Marlowe lives in the Empire, a galaxy-spanning entity whose organisation holds more than a shade of the Roman Empire. Mostly-hereditary aristocracies, with gene complexes which keep them alive for centuries, rule over planets of serfs, their power counterbalanced by that of the Chantry, a religious organisation with a hostile attitude to other creeds and other species, and a tight hold over the exercise of most advanced technology. In this sprawling cultural hegemony of a thousand terraformed worlds, Marlowe is the scion of a minor aristocratic family, albeit one with connections.

He's smart, and dreams of exploring the universe outside of the known; but a sense of fairness and compassion sits uncomfortably with the sort of ruthlessness one needs to rule, or to kill. Things rather quickly go wrong, and we get to see what sort of man Had will become, as he rises from the ashes of his disappointments. He's an engaging character, to be sure, with an acidic sense of self-awareness which refuses to skip over his mistakes or failures, even the bloody ones. If things don't always go his way, Hadrian's efforts to be a better person are always on point, and empathising with his struggles against a family and a system which seeks to trap him in place, is easy. The prose which apparently rolls off his pen is a precision instrument - by turns humorous, razor-cut incisive, and thoughtful. There's some examination of what makes the nature of a man, digressions on Marcus Aurelius sandwiched between bloodied blades and baffling aliens.

Hadrian is backed on his journey by an ensemble cast; it’s them I’d like to see more of. We’re restricted to one view, by virtue of seeing through Hadrian’s eyes, but where Hadrian is complex, his views of others seem less so. His father is a ruthless tyrant, his brother, broadly, drawn to action, to violence. Quirks of compassion there hint at something more, and it’s something I’d like to see. His mother carries a certain subtlety in her, in motivations for helping and hurting, and if they’re implicit, they nonetheless give her a lioness roar in her appearances on the page. The companions Hadrian acquires on his journey, by contrast, don’t reveal enough of themselves, of their raw emotional state, to really come alive. There’s enough there to give them a spark, to make them believable foils for Hadrian and his escapades – but I would have loved to see more; that said, the book is hefty as it is.
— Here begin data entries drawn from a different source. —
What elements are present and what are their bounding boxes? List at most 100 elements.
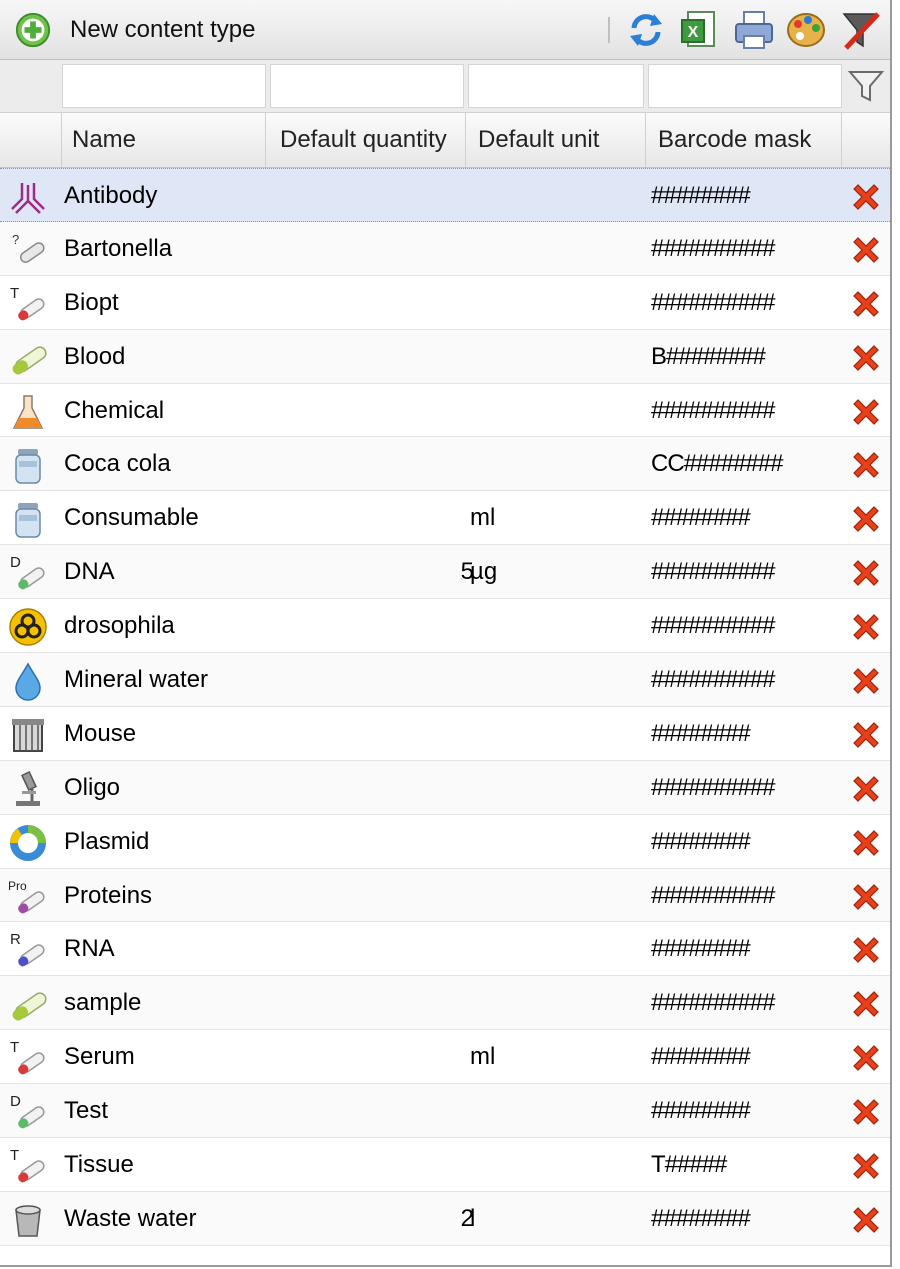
table-row[interactable]: Mineral water ########## [0, 653, 890, 707]
delete-icon[interactable] [848, 663, 884, 699]
table-row[interactable]: Chemical ########## [0, 383, 890, 438]
delete-icon[interactable] [848, 1040, 884, 1076]
row-barcode-mask: ######## [651, 1097, 751, 1125]
clear-filter-icon[interactable] [838, 8, 882, 52]
delete-icon[interactable] [848, 986, 884, 1022]
table-row[interactable]: Plasmid ######## [0, 814, 890, 869]
row-unit: ml [470, 1043, 496, 1071]
delete-icon[interactable] [848, 340, 884, 376]
delete-icon[interactable] [848, 1202, 884, 1238]
row-unit [470, 437, 640, 490]
delete-icon[interactable] [848, 501, 884, 537]
row-quantity [268, 1030, 474, 1083]
row-quantity [268, 599, 474, 652]
row-quantity [268, 384, 474, 437]
row-quantity [268, 815, 474, 868]
row-barcode-mask: ######## [651, 504, 751, 532]
filter-row [0, 60, 890, 113]
row-barcode-mask: ########## [651, 881, 775, 909]
unit-column-header[interactable]: Default unit [466, 113, 646, 167]
add-icon [15, 12, 51, 48]
table-row[interactable]: T Serum ml ######## [0, 1030, 890, 1085]
jar-icon [15, 449, 41, 485]
row-barcode-mask: T##### [651, 1151, 727, 1179]
row-quantity [268, 976, 474, 1029]
row-unit [470, 1084, 640, 1137]
table-row[interactable]: D Test ######## [0, 1084, 890, 1139]
table-row[interactable]: Antibody ######## [0, 168, 890, 222]
row-barcode-mask: ########## [651, 234, 775, 262]
delete-icon[interactable] [848, 717, 884, 753]
table-row[interactable]: T Biopt ########## [0, 275, 890, 330]
row-unit [470, 276, 640, 329]
row-unit [470, 384, 640, 437]
quantity-filter-input[interactable] [270, 64, 464, 108]
quantity-column-header[interactable]: Default quantity [266, 113, 466, 167]
icon-column-header [0, 113, 62, 167]
row-unit: ml [470, 504, 496, 532]
row-unit [470, 330, 640, 383]
row-quantity [268, 1138, 474, 1191]
table-row[interactable]: drosophila ########## [0, 599, 890, 654]
mask-column-header[interactable]: Barcode mask [646, 113, 842, 167]
delete-icon[interactable] [848, 825, 884, 861]
new-content-type-button[interactable]: New content type [14, 10, 255, 50]
table-row[interactable]: Coca cola CC######## [0, 437, 890, 492]
delete-icon[interactable] [848, 609, 884, 645]
delete-icon[interactable] [848, 447, 884, 483]
delete-icon[interactable] [848, 286, 884, 322]
delete-icon[interactable] [848, 555, 884, 591]
table-row[interactable]: Mouse ######## [0, 706, 890, 761]
row-barcode-mask: ######## [651, 1043, 751, 1071]
row-name: Coca cola [64, 450, 171, 478]
row-name: Biopt [64, 288, 119, 316]
delete-icon[interactable] [848, 879, 884, 915]
microscope-icon [16, 770, 40, 806]
delete-icon[interactable] [848, 771, 884, 807]
mask-filter-input[interactable] [648, 64, 842, 108]
toolbar: New content type X [0, 0, 890, 60]
row-quantity: 5 [460, 558, 474, 586]
content-type-list: Antibody ########? Bartonella ########## T Bi… [0, 168, 890, 1246]
delete-icon[interactable] [848, 932, 884, 968]
biohazard-icon [9, 608, 47, 646]
table-header: Name Default quantity Default unit Barco… [0, 113, 890, 168]
mouse-cage-icon [12, 718, 44, 752]
table-row[interactable]: Pro Proteins ########## [0, 868, 890, 923]
row-quantity [268, 922, 474, 975]
tube-d-green-icon: D [10, 554, 45, 590]
delete-icon[interactable] [848, 1148, 884, 1184]
row-unit [470, 869, 640, 922]
palette-icon[interactable] [784, 8, 828, 52]
table-row[interactable]: T Tissue T##### [0, 1138, 890, 1192]
excel-export-icon[interactable]: X [676, 8, 720, 52]
row-quantity [268, 707, 474, 760]
row-name: Tissue [64, 1151, 134, 1179]
row-barcode-mask: ########## [651, 773, 775, 801]
unit-filter-input[interactable] [468, 64, 644, 108]
table-row[interactable]: Consumable ml ######## [0, 491, 890, 546]
funnel-icon[interactable] [846, 66, 886, 106]
delete-icon[interactable] [848, 232, 884, 268]
row-unit [470, 169, 640, 222]
print-icon[interactable] [732, 8, 776, 52]
table-row[interactable]: R RNA ######## [0, 922, 890, 977]
table-row[interactable]: Oligo ########## [0, 760, 890, 815]
table-row[interactable]: D DNA 5 µg ########## [0, 545, 890, 600]
row-name: Blood [64, 342, 126, 370]
table-row[interactable]: Waste water 2 l ######## [0, 1191, 890, 1246]
name-column-header[interactable]: Name [62, 113, 266, 167]
row-unit: µg [470, 558, 498, 586]
row-barcode-mask: ######## [651, 719, 751, 747]
row-quantity [268, 653, 474, 706]
refresh-icon[interactable] [624, 8, 668, 52]
table-row[interactable]: ? Bartonella ########## [0, 221, 890, 276]
delete-icon[interactable] [848, 179, 884, 215]
svg-text:T: T [10, 1039, 19, 1056]
name-filter-input[interactable] [62, 64, 266, 108]
delete-icon[interactable] [848, 1094, 884, 1130]
row-unit [470, 1138, 640, 1191]
table-row[interactable]: sample ########## [0, 976, 890, 1031]
delete-icon[interactable] [848, 394, 884, 430]
table-row[interactable]: Blood B######## [0, 329, 890, 384]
The world-building is top-class. It owes a lot to classical structures, to be sure, but incorporates them into a more futuristic structure. What results is a galactic system of government, a vast, ungovernable extra-solar bureaucracy, with its own religion, social mores and expectations. There’s a sense of events happening, not only in the fictional history, but off to one side of the main thrust of the narrative as well. It’s a living, breathing space – one that comes alive as the reader turns the pages. It may not be the nicest place one might visit, but the grit and grime, the authority, the abuse, the sparks of compassion all speak to the vivid humanity on display.

This is a biography, nominally, the plot the story of Hadrian's rise (or fall, depending on how you look at it). But there's a lot going on in here. Friendships between social castes. Arena bouts to the death. Political struggles between government and church. Duels between men and monsters. Or possibly monsters and other monsters - it's hard to say. This is a book filled with grandeur and blood, binding the fate of empires into the struggle for one man's soul, as he tries to work out who he is, and what he wants.

All of this is a polite way of saying I really enjoyed Empire Of Silence; it's a sprawling epic, with the lens of one perspective to keep it focused; there's legions, there's cryptic xenoarchaeology, there's discussion of opression and systems which define and break the people within them. There's swords, and knights, and carnivorous aliens. Starships and romance, of a sort, ruminations on power and blood on knives; it's great fun, and I'm looking forward to hearing more from Hadrian Marlowe's adventures.